TECH What is a COVID-19 vaccine passport?

TECH

What is a COVID-19 vaccine passport?

AP

13:04, August 26, 2021

Photo: AP

What is a COVID-19 vaccine passport, and do I need one?

“Vaccine passports” are digital or paper documents that show you were vaccinated against COVID-19, and could help you get into a growing number of places.

What they look like and why you might want one depend on where you live, but more private venues, workplaces and governments are requiring proof of vaccination in public settings.

Europe and U.S. states like California and New York created official digital credentials that let you verify your COVID-19 immunization record and convert it into a scannable QR code you can pull up on your cellphone.

Most places that require vaccination proof also accept simpler options, such as the paper card noting the dates of your shots from the U.S. Centers for Disease Control and Prevention. In the U.S., showing a photo of that card on your phone will usually suffice.

Denmark, Greece, France, Italy, some Canadian provinces and the U.S. cities of New Orleans, New York and San Francisco are among the places that have vaccination requirements to get into places like indoor restaurants or theaters. Enforcement varies and many places also accept a recent negative test for the virus, a partial vaccination or proof that you previously recovered from the disease.

Even without government mandates, more businesses in countries where vaccines are readily available are starting to ask for proof that you got the shots, so long as their local governments haven't blocked them from doing so.

Officials around the world were initially reluctant to mandate vaccines, but some now hope doing so will persuade more people to get the shots.
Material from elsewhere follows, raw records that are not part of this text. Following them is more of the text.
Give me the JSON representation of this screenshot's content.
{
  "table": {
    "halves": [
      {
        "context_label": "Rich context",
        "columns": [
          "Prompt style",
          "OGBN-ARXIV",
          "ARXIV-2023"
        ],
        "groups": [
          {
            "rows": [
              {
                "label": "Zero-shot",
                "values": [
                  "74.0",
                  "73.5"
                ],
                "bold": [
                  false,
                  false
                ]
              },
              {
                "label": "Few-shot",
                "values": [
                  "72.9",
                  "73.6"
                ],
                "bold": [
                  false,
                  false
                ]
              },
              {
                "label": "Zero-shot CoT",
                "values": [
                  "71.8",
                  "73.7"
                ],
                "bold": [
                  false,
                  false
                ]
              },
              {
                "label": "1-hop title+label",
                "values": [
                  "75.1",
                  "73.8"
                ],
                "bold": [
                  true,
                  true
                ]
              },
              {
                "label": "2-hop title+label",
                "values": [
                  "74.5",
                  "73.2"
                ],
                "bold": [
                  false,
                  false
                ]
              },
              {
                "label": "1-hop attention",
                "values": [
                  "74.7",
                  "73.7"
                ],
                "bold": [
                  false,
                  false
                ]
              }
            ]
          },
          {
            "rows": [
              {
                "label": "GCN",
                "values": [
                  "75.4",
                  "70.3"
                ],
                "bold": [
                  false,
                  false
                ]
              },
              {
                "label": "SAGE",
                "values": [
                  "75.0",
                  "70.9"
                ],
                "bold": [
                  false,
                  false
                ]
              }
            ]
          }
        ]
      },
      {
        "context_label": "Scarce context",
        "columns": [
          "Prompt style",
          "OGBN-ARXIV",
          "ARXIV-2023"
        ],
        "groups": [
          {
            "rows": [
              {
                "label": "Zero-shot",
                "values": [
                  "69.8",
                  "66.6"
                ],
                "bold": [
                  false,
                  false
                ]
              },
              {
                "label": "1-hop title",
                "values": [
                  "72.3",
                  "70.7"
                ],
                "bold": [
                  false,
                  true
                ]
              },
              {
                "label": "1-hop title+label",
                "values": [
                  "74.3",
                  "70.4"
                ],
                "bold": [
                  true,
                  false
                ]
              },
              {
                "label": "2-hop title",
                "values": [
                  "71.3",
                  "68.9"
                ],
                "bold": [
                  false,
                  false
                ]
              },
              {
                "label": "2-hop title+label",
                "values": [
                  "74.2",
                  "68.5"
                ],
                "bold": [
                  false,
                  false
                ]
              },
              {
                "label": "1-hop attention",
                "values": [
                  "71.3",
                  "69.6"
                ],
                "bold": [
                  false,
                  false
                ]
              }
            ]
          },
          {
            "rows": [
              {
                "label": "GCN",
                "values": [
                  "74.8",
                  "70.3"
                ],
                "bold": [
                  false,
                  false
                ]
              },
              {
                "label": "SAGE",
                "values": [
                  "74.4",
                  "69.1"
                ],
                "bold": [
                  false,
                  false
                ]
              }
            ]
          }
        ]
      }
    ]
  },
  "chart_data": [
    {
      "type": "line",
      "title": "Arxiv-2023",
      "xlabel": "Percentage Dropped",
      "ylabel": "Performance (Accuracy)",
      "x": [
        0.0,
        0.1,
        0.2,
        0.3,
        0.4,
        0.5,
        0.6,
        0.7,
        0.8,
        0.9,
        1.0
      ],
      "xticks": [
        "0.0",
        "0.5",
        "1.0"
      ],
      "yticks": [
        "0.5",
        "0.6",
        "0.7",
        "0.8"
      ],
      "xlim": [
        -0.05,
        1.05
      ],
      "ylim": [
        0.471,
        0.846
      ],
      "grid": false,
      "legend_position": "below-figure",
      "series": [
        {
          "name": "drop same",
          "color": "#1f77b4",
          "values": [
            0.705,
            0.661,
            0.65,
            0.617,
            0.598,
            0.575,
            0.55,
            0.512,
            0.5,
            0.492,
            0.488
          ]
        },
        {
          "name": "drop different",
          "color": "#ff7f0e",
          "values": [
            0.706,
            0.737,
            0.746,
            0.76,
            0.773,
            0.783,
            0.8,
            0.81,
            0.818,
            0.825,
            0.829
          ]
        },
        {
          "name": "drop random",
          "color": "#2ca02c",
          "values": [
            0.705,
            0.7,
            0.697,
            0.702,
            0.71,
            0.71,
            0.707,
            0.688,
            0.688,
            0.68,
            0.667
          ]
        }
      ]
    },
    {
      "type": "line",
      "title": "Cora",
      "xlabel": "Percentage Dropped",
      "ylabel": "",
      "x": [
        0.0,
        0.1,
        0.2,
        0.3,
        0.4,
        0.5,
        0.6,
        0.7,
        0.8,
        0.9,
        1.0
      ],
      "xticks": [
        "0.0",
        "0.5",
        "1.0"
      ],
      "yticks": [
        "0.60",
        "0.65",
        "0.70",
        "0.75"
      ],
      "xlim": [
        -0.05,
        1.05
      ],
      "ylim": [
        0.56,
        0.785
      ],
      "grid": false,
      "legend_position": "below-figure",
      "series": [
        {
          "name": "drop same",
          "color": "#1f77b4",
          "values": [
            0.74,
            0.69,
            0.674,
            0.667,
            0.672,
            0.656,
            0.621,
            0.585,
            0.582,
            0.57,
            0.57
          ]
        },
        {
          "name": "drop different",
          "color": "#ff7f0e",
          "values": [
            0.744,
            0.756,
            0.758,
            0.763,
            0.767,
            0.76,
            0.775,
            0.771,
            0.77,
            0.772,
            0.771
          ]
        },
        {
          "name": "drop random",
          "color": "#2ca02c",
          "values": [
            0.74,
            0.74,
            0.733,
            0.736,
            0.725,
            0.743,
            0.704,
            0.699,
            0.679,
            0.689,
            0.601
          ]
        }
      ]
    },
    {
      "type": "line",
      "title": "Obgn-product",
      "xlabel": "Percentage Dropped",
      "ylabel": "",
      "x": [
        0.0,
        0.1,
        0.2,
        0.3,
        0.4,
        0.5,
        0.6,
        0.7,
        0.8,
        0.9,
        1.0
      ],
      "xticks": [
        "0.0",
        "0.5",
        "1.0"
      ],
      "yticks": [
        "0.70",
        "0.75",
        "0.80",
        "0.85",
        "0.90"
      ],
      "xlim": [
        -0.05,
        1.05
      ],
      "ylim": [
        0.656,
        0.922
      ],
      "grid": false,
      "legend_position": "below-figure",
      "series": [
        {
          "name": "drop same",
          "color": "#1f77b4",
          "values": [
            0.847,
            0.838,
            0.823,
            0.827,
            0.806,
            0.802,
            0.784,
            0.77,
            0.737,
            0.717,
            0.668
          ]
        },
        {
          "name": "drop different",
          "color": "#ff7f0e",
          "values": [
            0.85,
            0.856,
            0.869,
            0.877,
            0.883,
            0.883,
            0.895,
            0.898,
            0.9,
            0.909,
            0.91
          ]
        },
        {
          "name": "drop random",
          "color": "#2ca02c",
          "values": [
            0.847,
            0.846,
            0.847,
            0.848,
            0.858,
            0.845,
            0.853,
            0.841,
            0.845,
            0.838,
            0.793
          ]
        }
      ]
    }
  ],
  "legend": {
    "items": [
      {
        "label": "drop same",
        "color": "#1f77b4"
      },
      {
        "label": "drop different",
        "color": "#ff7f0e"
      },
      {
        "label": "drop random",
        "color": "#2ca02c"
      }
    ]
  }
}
Businesses requiring proof of vaccination say they are trying to make customers and employees feel safe.

Protesters in France and elsewhere have criticized vaccine mandates as invasive and restricting freedom of movement. Privacy advocates have raised concerns about getting people in the habit of having their phones scanned wherever they go, and generally favor options that won't be tracked, such as a paper record or a digital copy in your phone that can be shown at the door.